Elizabeth Wilson, a retired Harding faculty member, has been working with the program since its conception 27 years ago. Much of the program consists of going to communities and educating them about the signs and realities of domestic violence, child abuse and human trafficking. The outreach program bolstered by Boozer will begin offering parenting classes April 1.
“We do education at schools, churches, really anywhere we can,” Wilson said.
The program has long had affiliations with the University as a potential field placement for Harding’s Social Work program. Their current student intern, senior Dominique Gonzales, discussed her experience working with the program.
“I am most passionate about empowering clients to take back their self-identity and independence … as well as seeing the joy a client feels when they get their own apartment, a new job or getting their kids into school,” Gonzales said.
Gonzales views the program as playing a crucial role in the ability of women and their families to rebuild after violent situations. The shelter and outreach program provide safety, comfort and resources to enable families to take steps toward independence.

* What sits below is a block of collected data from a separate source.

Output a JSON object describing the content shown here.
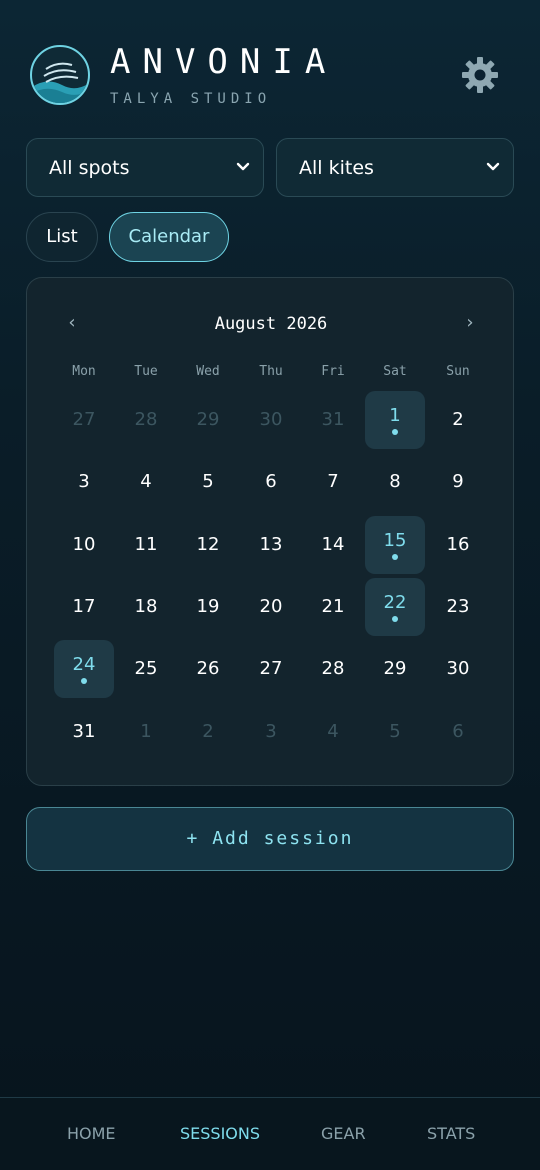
{
  "brand": {
    "name": "ANVONIA",
    "subtitle": "TALYA STUDIO"
  },
  "filters": {
    "spot": "All spots",
    "kite": "All kites"
  },
  "view_toggle": {
    "list": "List",
    "calendar": "Calendar",
    "active": "calendar"
  },
  "calendar": {
    "title": "August 2026",
    "prev": "‹",
    "next": "›",
    "weekdays": [
      "Mon",
      "Tue",
      "Wed",
      "Thu",
      "Fri",
      "Sat",
      "Sun"
    ],
    "weeks": [
      [
        {
          "d": "27",
          "m": true
        },
        {
          "d": "28",
          "m": true
        },
        {
          "d": "29",
          "m": true
        },
        {
          "d": "30",
          "m": true
        },
        {
          "d": "31",
          "m": true
        },
        {
          "d": "1",
          "s": true
        },
        {
          "d": "2"
        }
      ],
      [
        {
          "d": "3"
        },
        {
          "d": "4"
        },
        {
          "d": "5"
        },
        {
          "d": "6"
        },
        {
          "d": "7"
        },
        {
          "d": "8"
        },
        {
          "d": "9"
        }
      ],
      [
        {
          "d": "10"
        },
        {
          "d": "11"
        },
        {
          "d": "12"
        },
        {
          "d": "13"
        },
        {
          "d": "14"
        },
        {
          "d": "15",
          "s": true
        },
        {
          "d": "16"
        }
      ],
      [
        {
          "d": "17"
        },
        {
          "d": "18"
        },
        {
          "d": "19"
        },
        {
          "d": "20"
        },
        {
          "d": "21"
        },
        {
          "d": "22",
          "s": true
        },
        {
          "d": "23"
        }
      ],
      [
        {
          "d": "24",
          "s": true
        },
        {
          "d": "25"
        },
        {
          "d": "26"
        },
        {
          "d": "27"
        },
        {
          "d": "28"
        },
        {
          "d": "29"
        },
        {
          "d": "30"
        }
      ],
      [
        {
          "d": "31"
        },
        {
          "d": "1",
          "m": true
        },
        {
          "d": "2",
          "m": true
        },
        {
          "d": "3",
          "m": true
        },
        {
          "d": "4",
          "m": true
        },
        {
          "d": "5",
          "m": true
        },
        {
          "d": "6",
          "m": true
        }
      ]
    ]
  },
  "add_session": "+ Add session",
  "nav": {
    "items": [
      "HOME",
      "SESSIONS",
      "GEAR",
      "STATS"
    ],
    "active": "SESSIONS"
  },
  "colors": {
    "accent": "#7fdcec",
    "background": "#0a1d28"
  }
}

“Every day, I am thankful that I can be part of such a great place where I can learn and work,” Gonzalez said.
Alongside the education programs, the organization has an emergency shelter known as Hope Cottage.
The program asks those who share its same ideals to help in spreading awareness about its programs, and the causes it supports, and to get out in the community and raise awareness about what it does.
“We also have a monthly needs list for Hope Cottage that we could always use help getting stuff for them,” Boozer said.